O debate sobre a origem da pandemia do novo coronavírus ganhou mais um episódio após a divulgação de imagens que mostram morcegos vivos no interior do que seria o laboratório de Wuhan, na China. As informações foram veiculadas pelo programa Fantástico, da Rede Globo.

Instalação de segurança biológica máxima, o laboratório P4 foi construído em colaboração com a França após a epidemia de SARS (síndrome respiratória aguda grave), em 2002, e foi inaugurado em 2017, a fim de que os chineses pudessem lidar com vírus letais e se preparassem para novos surtos.

Chama atenção, porém, que um trecho do vídeo da inauguração do laboratório mostra imagens de morcegos dentro de gaiolas em uma instalação e pesquisadores alimentando os animais. As cenas são exibidas enquanto o narrador do conteúdo audiovisual afirma que “por dez anos, a equipe da virologista Shi Zhengli coletou mais de 15 mil amostras de morcegos em muitos lugares da China e da África, rastreou a origem do vírus SARS e isolou variedades de novos vírus”.

Conhecida como “mulher morcego”, Shi Zhengli é diretora do Centro de Doenças Infecciosas Emergentes do Instituto de Virologia de Wuhan.

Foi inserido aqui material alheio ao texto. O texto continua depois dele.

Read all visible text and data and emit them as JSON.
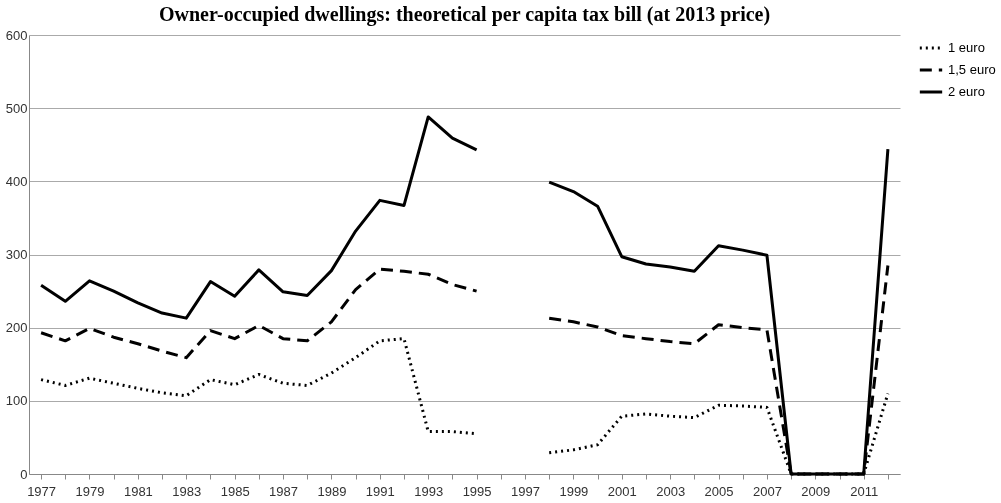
{
  "chart_data": {
    "type": "line",
    "title": "Owner-occupied dwellings: theoretical per capita tax bill (at 2013 price)",
    "categories": [
      "1977",
      null,
      "1979",
      null,
      "1981",
      null,
      "1983",
      null,
      "1985",
      null,
      "1987",
      null,
      "1989",
      null,
      "1991",
      null,
      "1993",
      null,
      "1995",
      null,
      "1997",
      null,
      "1999",
      null,
      "2001",
      null,
      "2003",
      null,
      "2005",
      null,
      "2007",
      null,
      "2009",
      null,
      "2011",
      null
    ],
    "series": [
      {
        "name": "1 euro",
        "color": "#000000",
        "line_style": "dotted",
        "values": [
          129,
          121,
          131,
          124,
          117,
          111,
          107,
          129,
          122,
          136,
          124,
          121,
          138,
          159,
          182,
          185,
          58,
          58,
          55,
          null,
          null,
          29,
          33,
          40,
          79,
          82,
          79,
          77,
          94,
          93,
          91,
          0,
          0,
          0,
          0,
          110
        ]
      },
      {
        "name": "1,5 euro",
        "color": "#000000",
        "line_style": "dashed",
        "values": [
          193,
          182,
          199,
          187,
          178,
          168,
          159,
          196,
          185,
          203,
          185,
          182,
          208,
          252,
          280,
          277,
          273,
          259,
          250,
          null,
          null,
          213,
          208,
          201,
          189,
          185,
          181,
          178,
          204,
          200,
          197,
          0,
          0,
          0,
          0,
          285
        ]
      },
      {
        "name": "2 euro",
        "color": "#000000",
        "line_style": "solid",
        "values": [
          258,
          236,
          264,
          250,
          234,
          220,
          213,
          263,
          243,
          279,
          249,
          244,
          278,
          332,
          374,
          367,
          488,
          459,
          443,
          null,
          null,
          399,
          386,
          366,
          297,
          287,
          283,
          277,
          312,
          306,
          299,
          0,
          0,
          0,
          0,
          444
        ]
      }
    ],
    "ylim": [
      0,
      600
    ],
    "yticks": [
      0,
      100,
      200,
      300,
      400,
      500,
      600
    ],
    "grid": "y",
    "legend": "right",
    "marker": "none"
  }
}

– Depois de mais de 10 anos de pesquisa, provamos que o vírus SARS se originou dos morcegos. E também descobrimos que os morcegos são portadores de muitos outros vírus. Os resultados da nossa pesquisa fornecem uma base importante para a prevenção e controle de novos vírus infecciosos no futuro – declara Shi Zhengli, no vídeo.

O vídeo foi encontrado em um site chinês pelo grupo virtual Drastic, formado por detetives virtuais amadores que investigam a origem da pandemia de Covid-19. As imagens foram divulgadas pela Sky News Austrália.


– Não é fácil encontrar um vídeo desses, porque o título nem sempre traz as palavras-chave para facilitar a busca. Tem de vasculhar muito, até tropeçar naquilo que interessa – declarou o engenheiro francês Gilles ao Fantástico.

António Duarte, também integrante do grupo Drastic, admite que “é impossível provar 100%” que as instalações com os morcegos que aparecem no vídeo fiquem de fato no laboratório, mas que “qualquer observador independente vê que é um indício muito forte de que esses morcegos existiam lá”.

Caso fosse comprovado que a instalação pertence ao laboratório, o vídeo corroboraria para reforçar a tese de que o novo coronavírus tenha escapado do local. As imagens reacenderam o debate internacional sobre o assunto.

O grupo Drastic é o mesmo que, em 2020, localizou um artigo científico em que os pesquisadores de Wuhan relatam ter encontrado um novo vírus, sem detalhar como. O grupo descobriu ainda outro artigo chinês sobre este vírus e que o patógeno teria sido colhido pelos pesquisadores em uma caverna infestada de morcegos, em 2012, a 1.500 km de Wuhan. Na época, 6 trabalhadores teriam contraído uma doença com sintomas semelhantes aos da Covid-19 e três deles teriam morrido.

No início deste ano, a OMS (Organização Mundial da Saúde) esteve na China para realizar um estudo sobre as origens da pandemia. A pesquisa gerou resultados “inconclusivos”, mas ressaltou que a transmissão por meio de outro animal é o cenário mais provável.

Os Estados Unidos criticaram o relatório e apontaram falta de transparência nas investigações. Neste mês, o presidente Joe Biden e os demais líderes mundiais do G7 pediram um novo estudo, com mais informações, sobre as origens do Sars-CoV-2.